21 Jul 2019

O presidente Jair Bolsanro assumiu o cargo com o compromisso de mudar as práticas políticas, como o modelo do toma-lá-dá-cá que originou a grande máquina de corrupção no poder público em todo o país. Sustentou sua posição diante do Congresso, ao defender o fim da "velha política". Porém, sobretudo depois da demissão do ministro-chefe da Secretaria de Governo, Carlos Alberto dos Santos Cruz, resolveu ceder a todos os apelos da velha política - incluindo a mais velha de todas, que sofre a influência do nepotismo.

Às vésperas da votação da reforma da Previdência na comissão especial, e com planos de votá-la na Câmara até a primeira quinzena de julho, o governo decidiu entregar os 22 mil cargos comissionados que Cruz vinha segurando a partidos de centro e centro-direita. 

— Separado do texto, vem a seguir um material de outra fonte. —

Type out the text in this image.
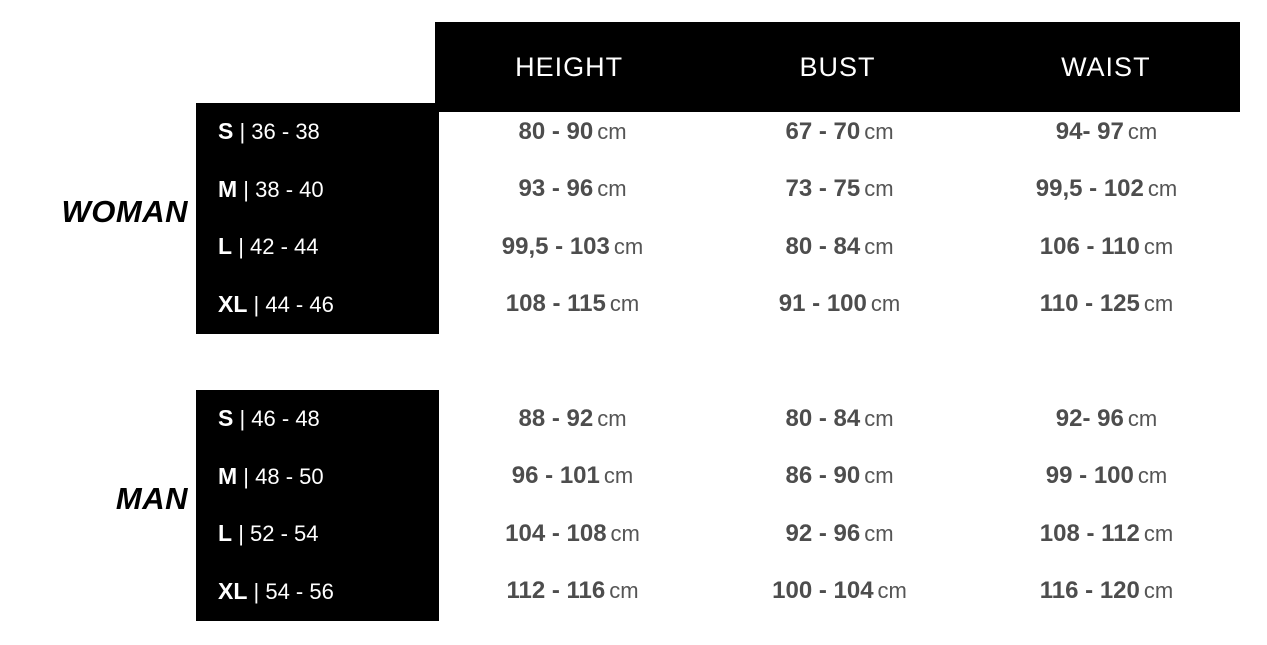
HEIGHT	BUST	WAIST
WOMAN
S | 36 - 38	80 - 90 cm	67 - 70 cm	94- 97 cm
M | 38 - 40	93 - 96 cm	73 - 75 cm	99,5 - 102 cm
L | 42 - 44	99,5 - 103 cm	80 - 84 cm	106 - 110 cm
XL | 44 - 46	108 - 115 cm	91 - 100 cm	110 - 125 cm
MAN
S | 46 - 48	88 - 92 cm	80 - 84 cm	92- 96 cm
M | 48 - 50	96 - 101 cm	86 - 90 cm	99 - 100 cm
L | 52 - 54	104 - 108 cm	92 - 96 cm	108 - 112 cm
XL | 54 - 56	112 - 116 cm	100 - 104 cm	116 - 120 cm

O presidente Jair Bolsonaro tem dedicado grande empenho pessoal à aprovação de suas propostas mais radiciais e polêmicas, como o decreto das armas, reformulado com a retirada de um pequeno, mas assombroso detalhe: a permissão do uso de fuzis por parte da população civil. Chegou a declarar que o objetivo da medida era não somente fazer a população se proteger por conta própria de criminosos como também defender a liberdade - conclamação a uma milícia nacional contra uma possível volta do PT ao poder, por exemplo. Seus rompantes como o Bolsonaro dos 17% do início da campanha eleitoral, e não de presidente de 100% dos brasileiros, têm sido contidos agora pelo Congresso, onde o Senado acaba de aprovar um projeto de decreto legislativo que pretende neutralizar o decreto presidencial das armas .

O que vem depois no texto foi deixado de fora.